Defaulting on a loan sucks and what’s even worse is the debt collector that comes along with it. Being in default of a loan can happen to anyone, even people who are financially responsible. You may forget to pay a bill, or you may have a dispute with a lender on the exact amount you owe them. It is even possible to receive a collection notice for a debt you don’t even owe due to administrative mix-ups or stolen identities.
Regardless of the circumstances, the debt collector does not care, their goal is to collect money from you. You can try to ignore debt collectors, but they have made becoming a nuisance an art form and will find you everywhere. So instead of ignoring them, it is better to talk to them. When a debt collector calls, answer and speak to them so you can start the process of communication and negotiations concerning the debt that you may owe.
The goal of debt collection is to recover. It’s as simple as that, but unfortunately, at times, they tend to use unscrupulous means of collection. This is where a consumer can feel violated as the debt collector has no problem calling your home, workplace and anywhere else they think they can find you. But, there are ways you can deal with a debt collector, so you don’t have to play hide and seek for the next ten years. Our editors have collected some information that will help you, you can find the details below.
What Are My Rights When I Have Debt
If you have ever dealt with debt collectors before, the whole experience may have left a bitter taste in your mouth. Due to their simple focus on recovering money from you, they tend not to be the most polite people. But, the most important thing to note from this post is that as a consumer, you are protected by the federal government, whether you are at fault or not. Here are some things debt collectors are not allowed to do;
- Debt collectors MUST never use any unfair or harmful tactics when dealing with you.
- They MUST never contact any other person besides the person who owes the debt.
- They MUST never threaten you with bodily harm or threaten to sue you, damage your credit, or even garnish your wages as punishment for not paying the loan.
- They MUST never call you before 8 am, or late in the night.
- They are NOT supposed to use obscene language or profanities when talking to you.
What Should I Do When A Debt Collector Calls You
When you receive a call from a debt collector, you must know what you should do next. Here are some steps you can take after the call.
Verify the debt
When you receive the very first call, please do not rush to pay back the money they said you owe. There are specific procedures that must be followed before payment is made and one of the very first things is to verify that you do owe the debt. The reason behind this step is that debt collectors make mistakes they are trying to collect a debt. Sometimes, when looking for a debtor, they search for something as simple as a name and call everyone with that name asking them to repay the debt. It is quite possible that the debt you are being called about doesn’t even belong to you.

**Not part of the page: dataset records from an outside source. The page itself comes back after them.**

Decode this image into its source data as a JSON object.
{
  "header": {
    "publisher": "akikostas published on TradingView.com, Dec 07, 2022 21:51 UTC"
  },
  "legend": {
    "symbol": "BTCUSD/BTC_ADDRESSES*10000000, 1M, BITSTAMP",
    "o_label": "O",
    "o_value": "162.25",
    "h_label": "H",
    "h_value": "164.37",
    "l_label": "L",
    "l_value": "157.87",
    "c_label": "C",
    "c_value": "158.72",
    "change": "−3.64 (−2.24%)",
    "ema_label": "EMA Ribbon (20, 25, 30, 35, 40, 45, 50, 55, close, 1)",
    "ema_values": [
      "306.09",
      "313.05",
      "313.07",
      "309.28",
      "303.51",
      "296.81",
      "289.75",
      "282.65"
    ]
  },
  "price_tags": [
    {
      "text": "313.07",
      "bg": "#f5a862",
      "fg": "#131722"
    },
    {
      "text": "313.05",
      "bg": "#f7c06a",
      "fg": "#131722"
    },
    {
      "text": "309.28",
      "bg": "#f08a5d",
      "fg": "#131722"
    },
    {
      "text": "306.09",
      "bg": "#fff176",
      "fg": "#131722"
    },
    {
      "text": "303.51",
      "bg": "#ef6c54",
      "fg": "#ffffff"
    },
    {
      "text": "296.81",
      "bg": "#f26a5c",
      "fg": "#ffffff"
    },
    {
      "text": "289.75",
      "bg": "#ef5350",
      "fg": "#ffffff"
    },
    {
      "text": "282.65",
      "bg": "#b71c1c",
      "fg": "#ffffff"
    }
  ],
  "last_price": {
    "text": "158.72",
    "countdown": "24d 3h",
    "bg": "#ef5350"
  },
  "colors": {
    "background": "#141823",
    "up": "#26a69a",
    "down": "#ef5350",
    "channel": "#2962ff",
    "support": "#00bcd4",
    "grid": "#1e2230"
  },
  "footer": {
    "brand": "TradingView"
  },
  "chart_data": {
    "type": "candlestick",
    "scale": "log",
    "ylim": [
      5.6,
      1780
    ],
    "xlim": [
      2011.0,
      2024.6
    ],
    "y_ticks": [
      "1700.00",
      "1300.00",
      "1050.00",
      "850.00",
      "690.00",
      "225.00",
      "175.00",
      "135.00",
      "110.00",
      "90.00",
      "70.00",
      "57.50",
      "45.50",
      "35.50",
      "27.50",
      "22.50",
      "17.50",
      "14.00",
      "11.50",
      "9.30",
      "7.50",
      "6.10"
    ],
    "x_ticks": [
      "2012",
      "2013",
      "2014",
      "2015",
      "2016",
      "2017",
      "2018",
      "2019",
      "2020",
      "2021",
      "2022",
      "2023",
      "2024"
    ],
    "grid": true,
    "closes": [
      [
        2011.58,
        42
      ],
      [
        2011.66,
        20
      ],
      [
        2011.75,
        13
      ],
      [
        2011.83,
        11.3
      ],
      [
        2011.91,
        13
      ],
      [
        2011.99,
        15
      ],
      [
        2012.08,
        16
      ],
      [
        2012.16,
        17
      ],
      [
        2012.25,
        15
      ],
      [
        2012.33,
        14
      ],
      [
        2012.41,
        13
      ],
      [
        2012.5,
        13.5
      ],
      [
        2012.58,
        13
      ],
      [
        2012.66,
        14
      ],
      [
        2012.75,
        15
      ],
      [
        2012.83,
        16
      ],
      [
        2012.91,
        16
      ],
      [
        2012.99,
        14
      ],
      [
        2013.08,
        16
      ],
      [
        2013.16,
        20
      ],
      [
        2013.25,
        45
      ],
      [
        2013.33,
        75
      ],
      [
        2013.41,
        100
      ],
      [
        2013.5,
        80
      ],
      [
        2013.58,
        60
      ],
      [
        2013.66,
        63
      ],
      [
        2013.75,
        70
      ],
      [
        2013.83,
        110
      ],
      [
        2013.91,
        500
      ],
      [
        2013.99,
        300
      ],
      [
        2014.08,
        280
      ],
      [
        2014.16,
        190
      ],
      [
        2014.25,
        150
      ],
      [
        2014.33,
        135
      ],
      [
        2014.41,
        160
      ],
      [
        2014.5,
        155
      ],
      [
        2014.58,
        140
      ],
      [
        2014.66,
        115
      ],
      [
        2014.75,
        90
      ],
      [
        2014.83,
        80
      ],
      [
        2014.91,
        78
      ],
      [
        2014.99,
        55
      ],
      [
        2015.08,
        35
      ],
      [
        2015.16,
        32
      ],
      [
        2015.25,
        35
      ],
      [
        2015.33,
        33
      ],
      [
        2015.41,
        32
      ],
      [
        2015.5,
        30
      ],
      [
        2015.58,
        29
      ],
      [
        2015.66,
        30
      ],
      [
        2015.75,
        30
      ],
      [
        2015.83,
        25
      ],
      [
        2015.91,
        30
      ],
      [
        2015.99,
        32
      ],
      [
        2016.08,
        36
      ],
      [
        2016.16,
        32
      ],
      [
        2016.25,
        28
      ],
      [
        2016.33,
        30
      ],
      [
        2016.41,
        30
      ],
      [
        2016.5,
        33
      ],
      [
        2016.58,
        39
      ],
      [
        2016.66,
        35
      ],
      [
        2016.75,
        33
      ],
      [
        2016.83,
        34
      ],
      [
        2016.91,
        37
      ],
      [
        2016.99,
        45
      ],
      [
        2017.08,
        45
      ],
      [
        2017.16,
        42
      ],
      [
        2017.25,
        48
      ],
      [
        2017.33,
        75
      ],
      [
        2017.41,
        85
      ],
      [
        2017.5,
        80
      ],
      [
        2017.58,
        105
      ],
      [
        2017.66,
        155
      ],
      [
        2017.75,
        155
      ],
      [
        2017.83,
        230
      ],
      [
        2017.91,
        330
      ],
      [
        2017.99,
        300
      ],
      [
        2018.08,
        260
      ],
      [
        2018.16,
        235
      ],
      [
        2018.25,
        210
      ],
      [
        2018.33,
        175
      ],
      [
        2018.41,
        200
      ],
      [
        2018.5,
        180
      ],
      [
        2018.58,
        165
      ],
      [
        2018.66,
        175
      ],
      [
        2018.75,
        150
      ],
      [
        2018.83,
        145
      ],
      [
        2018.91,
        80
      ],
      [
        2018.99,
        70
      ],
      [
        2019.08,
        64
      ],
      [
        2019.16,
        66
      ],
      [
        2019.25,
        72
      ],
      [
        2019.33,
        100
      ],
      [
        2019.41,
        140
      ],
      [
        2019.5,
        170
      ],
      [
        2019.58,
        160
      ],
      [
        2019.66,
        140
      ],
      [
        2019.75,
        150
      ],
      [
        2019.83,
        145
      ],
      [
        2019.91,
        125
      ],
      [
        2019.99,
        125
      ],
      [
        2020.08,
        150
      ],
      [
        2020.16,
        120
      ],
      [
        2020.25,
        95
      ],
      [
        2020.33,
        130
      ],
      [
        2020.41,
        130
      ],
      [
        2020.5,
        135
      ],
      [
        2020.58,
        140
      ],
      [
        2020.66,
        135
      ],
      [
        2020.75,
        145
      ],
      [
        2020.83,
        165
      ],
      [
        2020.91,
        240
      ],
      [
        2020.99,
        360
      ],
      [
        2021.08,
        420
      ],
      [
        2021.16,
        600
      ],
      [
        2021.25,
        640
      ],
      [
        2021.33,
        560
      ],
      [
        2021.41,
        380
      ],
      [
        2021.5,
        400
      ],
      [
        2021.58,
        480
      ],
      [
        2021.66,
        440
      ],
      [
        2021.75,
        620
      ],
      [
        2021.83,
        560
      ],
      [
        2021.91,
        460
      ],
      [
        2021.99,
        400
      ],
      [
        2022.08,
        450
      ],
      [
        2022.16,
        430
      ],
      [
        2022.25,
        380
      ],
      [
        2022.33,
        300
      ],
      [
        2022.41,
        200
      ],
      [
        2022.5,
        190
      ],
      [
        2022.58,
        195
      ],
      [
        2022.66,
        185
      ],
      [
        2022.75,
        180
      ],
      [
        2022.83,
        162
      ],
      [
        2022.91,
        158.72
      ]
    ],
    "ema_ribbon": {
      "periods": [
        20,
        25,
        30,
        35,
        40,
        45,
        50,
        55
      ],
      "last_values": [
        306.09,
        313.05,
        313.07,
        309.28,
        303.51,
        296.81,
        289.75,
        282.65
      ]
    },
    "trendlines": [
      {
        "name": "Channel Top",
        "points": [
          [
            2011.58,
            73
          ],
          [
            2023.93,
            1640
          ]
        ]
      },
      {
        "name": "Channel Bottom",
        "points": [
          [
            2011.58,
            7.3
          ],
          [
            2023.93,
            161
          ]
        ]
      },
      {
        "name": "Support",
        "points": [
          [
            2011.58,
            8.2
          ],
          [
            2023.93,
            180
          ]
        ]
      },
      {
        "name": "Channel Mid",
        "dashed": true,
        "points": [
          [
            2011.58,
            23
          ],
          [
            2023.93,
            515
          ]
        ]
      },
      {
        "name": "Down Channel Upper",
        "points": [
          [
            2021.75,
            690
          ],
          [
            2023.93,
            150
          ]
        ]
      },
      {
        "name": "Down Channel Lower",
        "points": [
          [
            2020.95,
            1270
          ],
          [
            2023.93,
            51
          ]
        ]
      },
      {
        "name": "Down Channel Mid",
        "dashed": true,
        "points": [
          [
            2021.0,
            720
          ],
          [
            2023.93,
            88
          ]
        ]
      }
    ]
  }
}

So, you have every right to ask the debt collector to validate and verify the debt. This involves asking them to provide you with all the documentation that can prove you are the debt holder. This should include the date when you incurred the debt, your personal information such as your name, address and social security number. They must also show how much of the debt has been repaid so far, when you stopped paying and how much you still owe.
After sending a request for debt validation, as per the law, the debt collector has exactly 30 days, within which they must show proof that you owe the debt, and that it is legitimate. If they do not do this, they are not allowed to keep hounding you to repay because you are no longer liable for the debt.
Consider the statute of limitations
Yes. This is vital. Legally, all debts have a statute of limitations with that limitation depending on which state you live in. Each state has its own laws governing your rights when related to debt collection. Basically, a statute of limitations refers to the length of time that you are liable to repay a debt. When this time expires, you are no longer liable.
In most cases, the statute of limitations for most debts is 7 years. If the debt collector verifies that the last payment you made on the debt was 7 years ago, then you are no longer liable to repay this debt as its statute is expired.
How To Deal With Debt Collectors Conclusion
There are many other factors to consider when dealing with a debt collector, but the above points are the most important. Make the debt collector verify the debt and also check whether they are within the statute of limitations. Once you have confirmed that the debt is yours and within the time set out by the statute of limitations, it is time to do some negotiating. You should be able to work out some terms with the debt collector so you can make the payments back over time. Remember, their ultimate goal is to get the money back, so if you offer up a payment schedule and stick to it, they will stop calling you.